Anche un solo radicale fa la differenza

ospedale Divina Provvidenza Bisceglie

Si è appena spento il clamore suscitato intorno all’Ospedale pugliese della Divina Provvidenza, trasformato, secondo la Procura di Trani, in un vorace buco nero capace di ingurgitare centinaia di milioni di euro. Eppure quella pentola si sarebbe potuta scoperchiare già anni fa. Era, infatti, il luglio 2007 quando il gruppo dei deputati radicali nella Rosa nel Pugno, Maurizio Turco, Marco Beltrandi, Sergio D’Elia e Donatella Poretti , su sollecitazione di un radicale foggiano, presentava un’interrogazione parlamentare ai Ministri del Lavoro e dello Sviluppo Economico per sapere come fosse possibile che, in deroga a qualsiasi procedura, la “Congregazione religiosa Suore Ancelle della Divina Provvidenza – Opera don Uva onlus” avesse ottenuto il beneficio dell’indennità di mobilità mediante una semplice autocertificazione circa il possesso dei requisiti previsti per legge.

In pratica, nessun decreto ministeriale ha mai autorizzato l’erogazione di tale ammortizzatore sociale a favore della Congregazione che gestiva le case di cura in Puglia e in Basilicata. La domanda nasce spontanea: come sono stati elargiti quei fondi se nessuno ha verificato l’esistenza dei presupposti necessari per ottenerli? Per Grazia Ricevuta? Quale mano, evidentemente santa, lo ha permesso?

Nonostante la risposta all’interrogazione sia stata sollecitata per ben dieci volte, i deputati radicali non ricevettero mai alcun riscontro dal governo e, alla luce di quanto sta emergendo ora, possiamo immaginare perché.

Il caso appena illustrato non è, tuttavia, l’unico: basta salire di qualche centinaio di chilometri a nord della Puglia, nel Comune di Roma, per rendersi conto che l’azione solitaria e isolata del consigliere comunale radicale Riccardo Magi ha contribuito a far luce sul business  messo in piedi nella gestione della – voluta – emergenza dei campi Rom. Dalle intercettazioni pubblicate emergerebbe in particolare la rabbia di Buzzi nei confronti di questo “rompiscatole”, venuto fuori da chissà dove, che tra gli altri meriti ha quello di aver fatto saltare il progetto di creare un nuovo campo Rom in località La Barbuta, dal costo di milioni di euro, con la multinazionale del bricolage “Leroy Merlin”.

Ed ancora, ricordate il consigliere laziale Fiorito, detto “Er Batman”? Senza l’azione determinante degli unici due consiglieri radicali eletti, Giuseppe Rossodivita Rocco Berardo, che denunciarono implacabilmente la spartizione di posti, poltrone e i rimborsi falsi, non si sarebbe prodotto il crollo della Giunta Polverini e del sistema di potere collegato.
Salendo ancora di latitudine, per merito di altri due militanti radicali, Marco Cappato e Lorenzo Lipparini, la magistratura ha potuto acclarare che le firme raccolte da alcune liste a sostegno del governatore Formigoni, correttamente ribattezzato “Firmigoni”, erano false e che dunque Formigoni non avrebbe potuto essere il presidente della Regione Lombardia. Peccato solo che i tempi della magistratura non abbiano coinciso con quelli della politica e che la sentenza sia intervenuta a mandato scaduto del “Celeste”.

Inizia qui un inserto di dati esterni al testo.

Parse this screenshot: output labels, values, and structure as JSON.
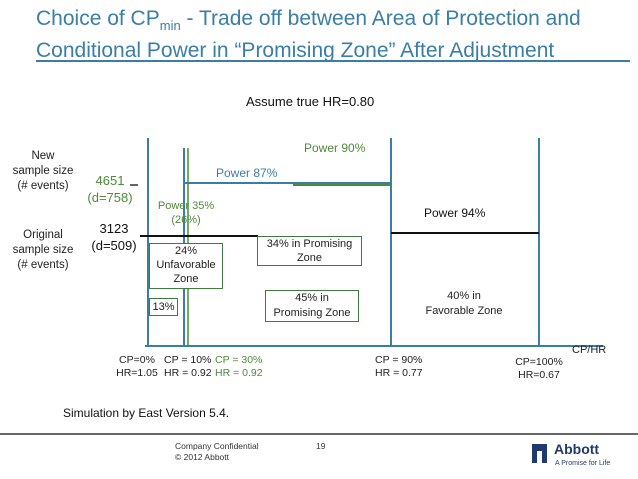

Allo stesso modo furono altri radicali, quelli dell’associazione torinese “Aglietta” a sostenere l’illegittima elezione di un altro governatore, il leghista  Roberto Cota – quello dei rimborsi per le mutande verdi, per intenderci – anche in quel caso per le firme false raccolte da una lista in suo supporto. Stesso esito: il TAR ha riconosciuto la fondatezza della denuncia ma nel frattempo il governo leghista era stato spazzato via dall’inchiesta sui rimborsi falsi.

Insomma, cambia la Regione ma la morale è sempre la stessa: i radicali sono gli unici che, implacabili denunciano il sistema illegale imperante nella politica dei partiti. Proprio per questo sono scomodi ma al tempo stesso necessari, perché portatori di un virus pericolosissimo per il sistema partitocratico: quello dello Stato di diritto.

Matteo Ariano, membro del comitato di Radicali italiani,

Norberto Guerriero, segretario associazione radicale di Foggia “Mariateresa di Lascia”.